Im going to try and do one of these sessions every week until I can do it in sets of 10. muscle ups are a pretty complete upper body and core exercise, as well as a really essential and useful movement. On top of that I can see the difference in my Climbups.
I would recommend anyone to learn them, and then use them for conditioning.
I had some really magical coaching sessions last week and have been working my warm ups so those feelings of being stuck' are now gone which is great.

This week
I went out today with Omercan adn Zeno and had a play session to see how I felt. My jump is almost 100% back and I think I've got lighter, faster and more powerful with all the focused leg conditioning during my ankle recovery.
I broke a few new jumps today, and got some back that used to be on my limit. They now feel a lot easier which is great.
The session today developed into focusing on routes which use these bigger jumps and powerful movements - all that small route and 'touch' training has really paid off and this week I'm going to focus on transferring that into much longer, bigger and more physically demanding routes.
I'm trying to focus on routes which use my techniques to their capacity distance and powerwise, and try to keep moving without hesitation. This should also be a good test of wether my Cardio has improved.

We shall see...........

3 comments:

Unknown said...

110 muscle ups in a single session? Why? Muscle ups are a power exercise and performing 110 of them in sets of 3 or 5 is the longest way possible I can think of to reach the goal of doing 10 in a single set.

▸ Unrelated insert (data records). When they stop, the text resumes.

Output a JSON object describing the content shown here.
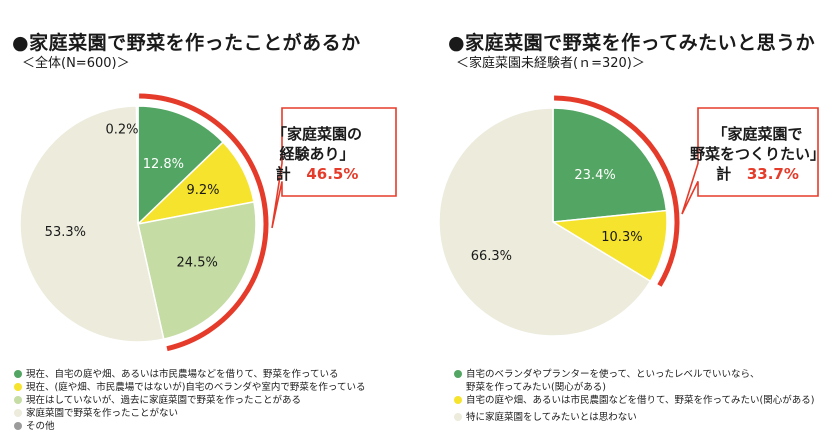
{
  "colors": {
    "green": "#52a562",
    "yellow": "#f6e32d",
    "light_green": "#c5dca4",
    "cream": "#ecebdc",
    "gray": "#9b9b9b",
    "accent_red": "#e53b2a"
  },
  "chart_data": [
    {
      "type": "pie",
      "title": "●家庭菜園で野菜を作ったことがあるか",
      "subtitle": "＜全体(N=600)＞",
      "start": "12 o'clock",
      "direction": "clockwise",
      "slices": [
        {
          "label": "現在、自宅の庭や畑、あるいは市民農場などを借りて、野菜を作っている",
          "value": 12.8,
          "display": "12.8%",
          "color": "#52a562"
        },
        {
          "label": "現在、(庭や畑、市民農場ではないが)自宅のベランダや室内で野菜を作っている",
          "value": 9.2,
          "display": "9.2%",
          "color": "#f6e32d"
        },
        {
          "label": "現在はしていないが、過去に家庭菜園で野菜を作ったことがある",
          "value": 24.5,
          "display": "24.5%",
          "color": "#c5dca4"
        },
        {
          "label": "家庭菜園で野菜を作ったことがない",
          "value": 53.3,
          "display": "53.3%",
          "color": "#ecebdc"
        },
        {
          "label": "その他",
          "value": 0.2,
          "display": "0.2%",
          "color": "#9b9b9b"
        }
      ],
      "callout": {
        "line1": "「家庭菜園の",
        "line2": "経験あり」",
        "total_label": "計",
        "total_value": "46.5%"
      }
    },
    {
      "type": "pie",
      "title": "●家庭菜園で野菜を作ってみたいと思うか",
      "subtitle": "＜家庭菜園未経験者(ｎ=320)＞",
      "start": "12 o'clock",
      "direction": "clockwise",
      "slices": [
        {
          "label": "自宅のベランダやプランターを使って、といったレベルでいいなら、\n野菜を作ってみたい(関心がある)",
          "value": 23.4,
          "display": "23.4%",
          "color": "#52a562"
        },
        {
          "label": "自宅の庭や畑、あるいは市民農園などを借りて、野菜を作ってみたい(関心がある)",
          "value": 10.3,
          "display": "10.3%",
          "color": "#f6e32d"
        },
        {
          "label": "特に家庭菜園をしてみたいとは思わない",
          "value": 66.3,
          "display": "66.3%",
          "color": "#ecebdc"
        }
      ],
      "callout": {
        "line1": "「家庭菜園で",
        "line2": "野菜をつくりたい」",
        "total_label": "計",
        "total_value": "33.7%"
      }
    }
  ]
}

You'd be better off being a bit more thoughtful regarding your training to achieve 10 muscle ups. Perfoming negatives, jumping muscle ups, muscle ups with elevated feet, power pull ups, power dips, weighted pull ups/dips. All these exercises used wisely and conservativley will help you to achieve your goal quicker than doing 110 muscle ups in a session- you simply won't develop the power endurance required pushing yourself in such a manner.

traceurchrisgrant said...

It's not a strict goal - it's a movement i think is very valuable for strength and technique and Id like to see progression everytime I do them. I guess ten is just a nice benchmark.
Also as the sets get larger it starts to work my muscular endurance a little more.

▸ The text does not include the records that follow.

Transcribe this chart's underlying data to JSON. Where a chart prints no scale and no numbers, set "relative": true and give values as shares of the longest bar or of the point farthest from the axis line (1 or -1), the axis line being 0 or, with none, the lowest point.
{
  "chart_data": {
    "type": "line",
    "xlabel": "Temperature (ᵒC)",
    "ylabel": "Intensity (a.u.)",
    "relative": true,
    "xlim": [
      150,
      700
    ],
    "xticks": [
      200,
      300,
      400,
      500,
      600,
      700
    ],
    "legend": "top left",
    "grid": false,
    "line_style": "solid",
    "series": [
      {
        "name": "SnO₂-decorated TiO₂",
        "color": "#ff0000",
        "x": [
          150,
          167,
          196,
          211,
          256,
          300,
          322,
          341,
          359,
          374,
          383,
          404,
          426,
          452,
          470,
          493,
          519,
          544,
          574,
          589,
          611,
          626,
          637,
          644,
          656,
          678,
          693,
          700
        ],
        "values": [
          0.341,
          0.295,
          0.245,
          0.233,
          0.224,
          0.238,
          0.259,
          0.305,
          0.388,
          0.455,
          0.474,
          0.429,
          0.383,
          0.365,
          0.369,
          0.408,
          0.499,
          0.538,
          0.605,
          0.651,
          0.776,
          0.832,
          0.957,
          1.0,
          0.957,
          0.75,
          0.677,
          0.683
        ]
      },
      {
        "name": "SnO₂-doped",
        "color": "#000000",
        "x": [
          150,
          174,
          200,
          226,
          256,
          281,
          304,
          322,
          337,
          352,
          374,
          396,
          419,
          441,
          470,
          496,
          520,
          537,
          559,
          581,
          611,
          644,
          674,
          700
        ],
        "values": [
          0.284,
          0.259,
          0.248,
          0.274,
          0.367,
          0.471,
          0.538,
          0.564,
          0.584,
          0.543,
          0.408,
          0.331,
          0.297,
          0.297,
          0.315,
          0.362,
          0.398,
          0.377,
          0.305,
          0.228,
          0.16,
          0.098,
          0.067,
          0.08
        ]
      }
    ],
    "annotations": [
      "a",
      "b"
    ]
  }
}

For me doing it like this is working - a few weeks ago I could only do one at a time. Every week I've increased the number of sets and it's working very well for me.

It might be the longest way possible for you, or for what research has said - but it's a very simple guage of progression to be able to do more in each set when I train them once a week. It's working very well for me - if it wasn't I wouldnt be doing it :)

'you simply won't develop the power endurance required pushing yourself in such a manner.'
But I am. It's working, i can see that. The ease that I can perform one muscle up compared to a few weeks ago is amazing. It works for me. I'm not in any rush to get there and this method I'm trying is giving the results I want.
I like to think that all of my training is experiment and that maybe I dont reach the best solution immediately. I;ve tried various other methods for training muscleups before this similair to what you have mentioned - for me this current method is showing the results.

Unknown said...

Fair enough, progression is progression. However I would suggest you be very careful. Performing such a high number of reps of a pwer exercise will result in fatigue quite quickly meaning you'll likely be performing the dip incredibly deep. Without very flexible shoulders you may encounter rotater cuff problems down the line so stretch.... a lot. Good luck.